I’ve spent some time this season worrying about De La Rosa’s fastball, which seemed to have lost velocity, but Charlie Montoyo zeroed in on a different issue: De La Rosa’s slider, which had much sharper teeth last night than I’ve seen in a good while. His breaking ball has tended to mush a curve and a slider together, and to miss the strike zone. Last night, he threw it for strikes when he wanted to, “getting guys off his fastball,” Montoyo noted. (The fastball was back to 92-94, too.) De La Rosa, like Jim Paduch, did ample time in the Independent Leagues, and like Paduch he is a good guy to talk to. You can’t help rooting for him to succeed.

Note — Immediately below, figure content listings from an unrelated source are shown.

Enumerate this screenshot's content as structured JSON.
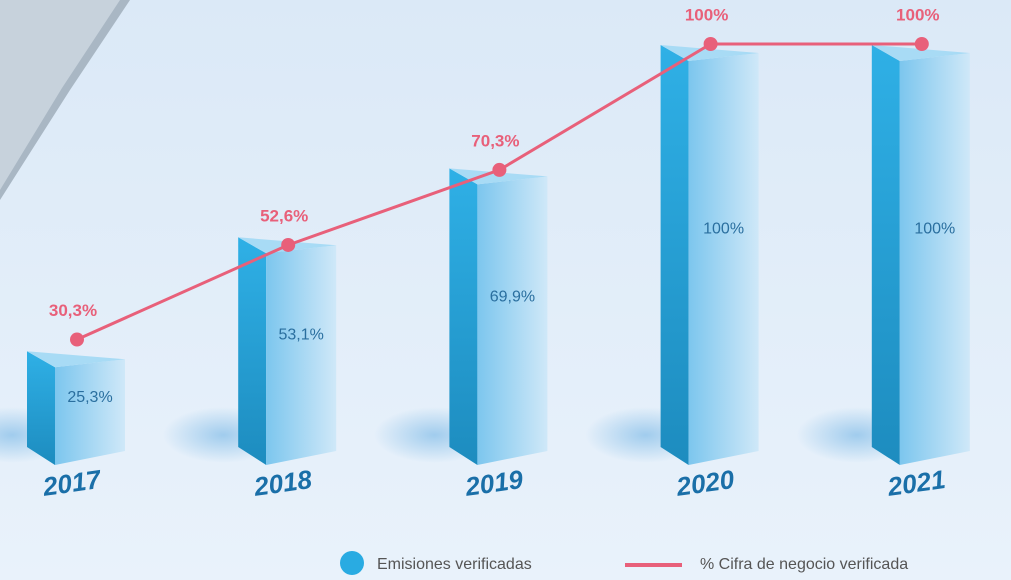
{
  "chart_data": {
    "type": "bar",
    "categories": [
      "2017",
      "2018",
      "2019",
      "2020",
      "2021"
    ],
    "series": [
      {
        "name": "Emisiones verificadas",
        "type": "bar",
        "color": "#29abe2",
        "values": [
          25.3,
          53.1,
          69.9,
          100,
          100
        ],
        "value_labels": [
          "25,3%",
          "53,1%",
          "69,9%",
          "100%",
          "100%"
        ]
      },
      {
        "name": "% Cifra de negocio verificada",
        "type": "line",
        "color": "#e8607a",
        "values": [
          30.3,
          52.6,
          70.3,
          100,
          100
        ],
        "value_labels": [
          "30,3%",
          "52,6%",
          "70,3%",
          "100%",
          "100%"
        ]
      }
    ]
  }
}
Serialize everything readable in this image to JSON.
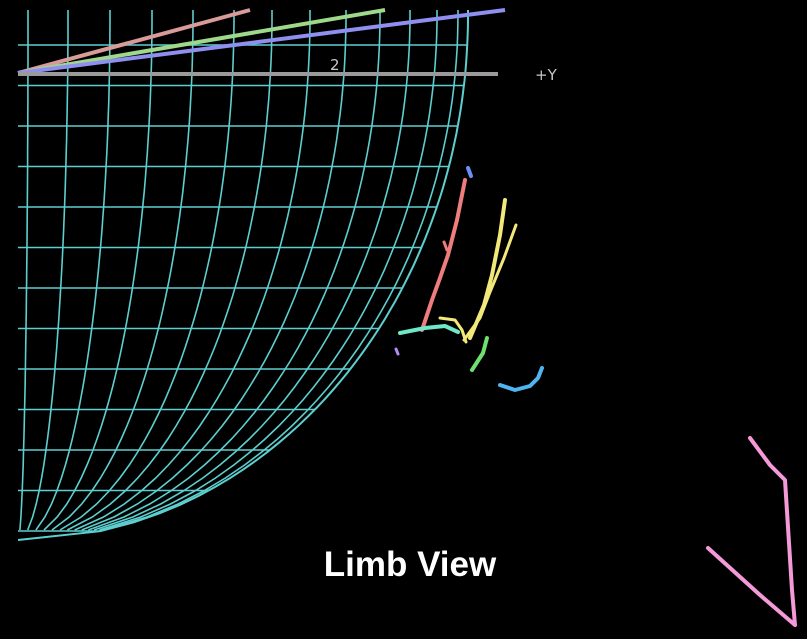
{
  "diagram": {
    "title": "Limb View",
    "axis": {
      "tick_label": "2",
      "direction_label": "+Y"
    }
  },
  "colors": {
    "background": "#000000",
    "grid": "#5ecfcf",
    "axis": "#9a9a9a",
    "axis_text": "#c8c8c8",
    "title": "#ffffff",
    "trace_red": "#f07d7d",
    "trace_yellow": "#f3e97a",
    "trace_green": "#6fe06f",
    "trace_cyan": "#6ee8c8",
    "trace_blue": "#4fb4f0",
    "trace_pink": "#f59ad8",
    "top_line_pink": "#d99a9a",
    "top_line_green": "#9ed98b",
    "top_line_violet": "#8f8ff0"
  }
}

A night that shone with two of the great stars in baseball—a historic night at the DBAP, in fact—seemed to throw some of its glitter on the guys whose names no one knows, the Paduchs and Wrigleys and De La Rosas (and Lins) who don’t attract fans bearing handmade banners, who aren’t followed all over the world by a tribe of reporters, who just want to know where the nearest mall is—and who won the game.
Tonight is the final game of the season series between Durham and Pawtucket. (That was fast.) The matchup boasts no Dice-K, but it is a promising one nonetheless. The Bulls’ Chris Archer, who has been in a good groove lately, looks to stay funky against the PawSox’ Ross Ohlendorf. Ohlendorf is one of those promising right-handers with good stuff who hasn’t quite put it together and is thus no longer promising, despite a pretty successful 2009 season in the majors with Pittsburgh. Through seven starts this season he has been only okay (4.91 ERA), but who cares about that when there is this?

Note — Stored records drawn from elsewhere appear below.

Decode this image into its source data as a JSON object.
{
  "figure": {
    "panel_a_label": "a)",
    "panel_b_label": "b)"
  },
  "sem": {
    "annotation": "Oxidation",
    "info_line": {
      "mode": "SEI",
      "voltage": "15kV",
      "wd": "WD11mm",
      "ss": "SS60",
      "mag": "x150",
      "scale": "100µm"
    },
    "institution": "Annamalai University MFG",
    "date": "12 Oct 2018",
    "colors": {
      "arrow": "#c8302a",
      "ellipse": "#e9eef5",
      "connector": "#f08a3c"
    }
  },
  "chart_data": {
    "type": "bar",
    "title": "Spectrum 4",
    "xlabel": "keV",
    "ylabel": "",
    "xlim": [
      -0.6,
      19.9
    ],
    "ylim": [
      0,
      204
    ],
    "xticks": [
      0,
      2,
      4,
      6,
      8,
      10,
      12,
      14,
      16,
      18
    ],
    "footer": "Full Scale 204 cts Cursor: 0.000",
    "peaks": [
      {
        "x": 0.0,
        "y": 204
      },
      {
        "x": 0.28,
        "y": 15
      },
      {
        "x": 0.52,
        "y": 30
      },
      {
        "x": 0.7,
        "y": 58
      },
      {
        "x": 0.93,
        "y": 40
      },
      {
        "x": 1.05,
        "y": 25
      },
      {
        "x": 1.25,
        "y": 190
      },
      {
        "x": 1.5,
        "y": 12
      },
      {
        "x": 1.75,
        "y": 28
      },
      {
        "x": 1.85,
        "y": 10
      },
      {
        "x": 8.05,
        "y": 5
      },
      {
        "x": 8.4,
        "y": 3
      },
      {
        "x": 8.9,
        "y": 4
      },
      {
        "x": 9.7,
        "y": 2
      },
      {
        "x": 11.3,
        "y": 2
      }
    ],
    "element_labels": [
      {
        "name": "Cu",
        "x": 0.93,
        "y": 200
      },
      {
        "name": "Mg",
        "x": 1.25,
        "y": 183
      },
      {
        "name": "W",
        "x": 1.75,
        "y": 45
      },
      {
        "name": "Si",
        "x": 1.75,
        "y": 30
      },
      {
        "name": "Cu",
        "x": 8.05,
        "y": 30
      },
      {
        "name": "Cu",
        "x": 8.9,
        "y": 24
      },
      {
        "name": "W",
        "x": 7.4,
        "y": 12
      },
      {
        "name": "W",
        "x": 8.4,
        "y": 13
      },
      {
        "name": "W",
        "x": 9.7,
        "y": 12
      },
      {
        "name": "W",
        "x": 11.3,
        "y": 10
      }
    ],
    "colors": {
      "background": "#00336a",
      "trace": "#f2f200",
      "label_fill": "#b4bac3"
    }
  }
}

Ohlendorf majored in Operations Research and Financial Engineering at Princeton University where in 2002, as a freshman pitcher, he was named the Ivy League Rookie of the Year. Ohlendorf, a second-team All-Ivy selection, was 3rd in the League with a 3.02 ERA. He finished with a 6-2 record. As a student, he penned a 140-page senior thesis entitled Investing in Prospects: A Look at the Financial Successes of Major League Baseball Rule IV Drafts from 1989 to 1993. Ohlendorf was one of six Ivy Leaguers on major league rosters at the beginning of the 2009 season.

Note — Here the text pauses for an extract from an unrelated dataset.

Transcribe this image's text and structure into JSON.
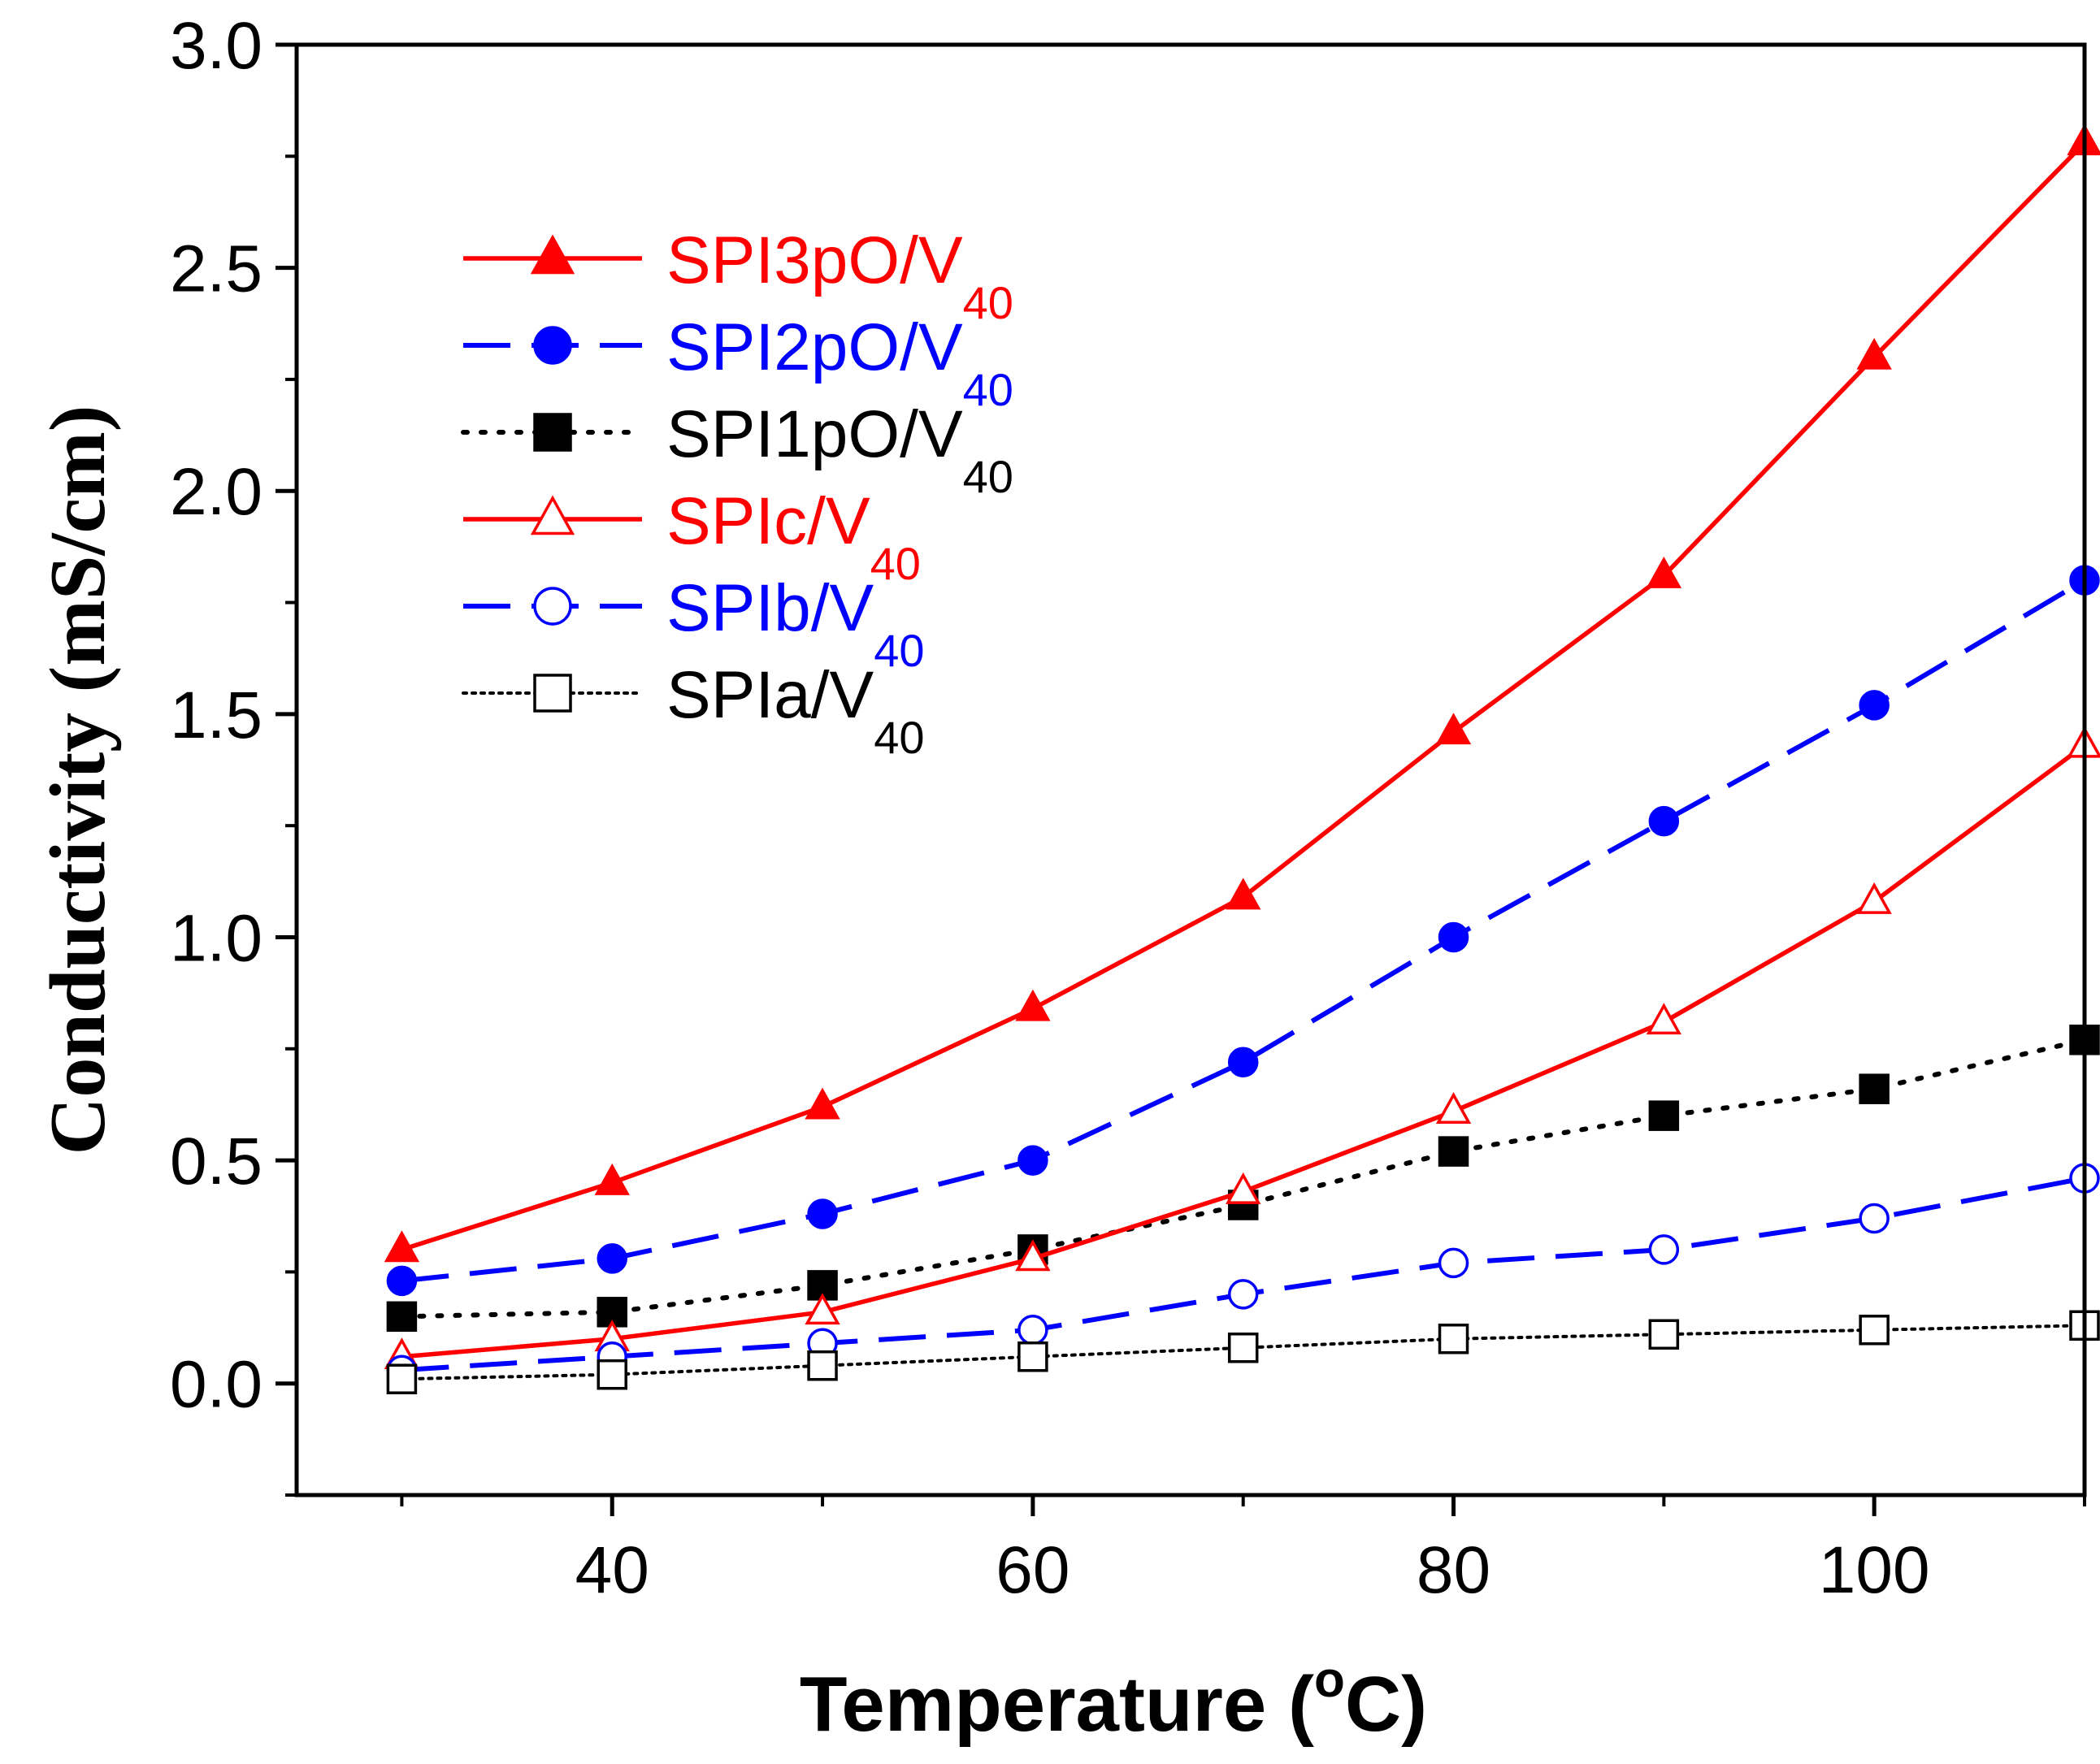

Ohlendorf completed his degree at Princeton in 2006 while in the Arizona Diamondbacks’ farm system. He received the George Mueller Award from the university for combining “high scholarly achievement in the study of engineering with quality performance in intercollegiate athletics”. In his senior thesis, Ohlendorf used sabermetrics to demonstrate the return on investment from the Major League Baseball Draft.
Ohlendorf loves to read, especially history books.
He was chosen as the third smartest professional athlete by the Sporting News.
I wonder how he computes his own return on investment? Or is that a conflict of interest, so to speak?
And will he talk lit with Archer, who also loves to read? Will this be a nerd-on-nerd game of brainiac baseball? Will they leave famous quotations for one another on the pitching mound?
From the silkworms, I guess, to the bookworms, then.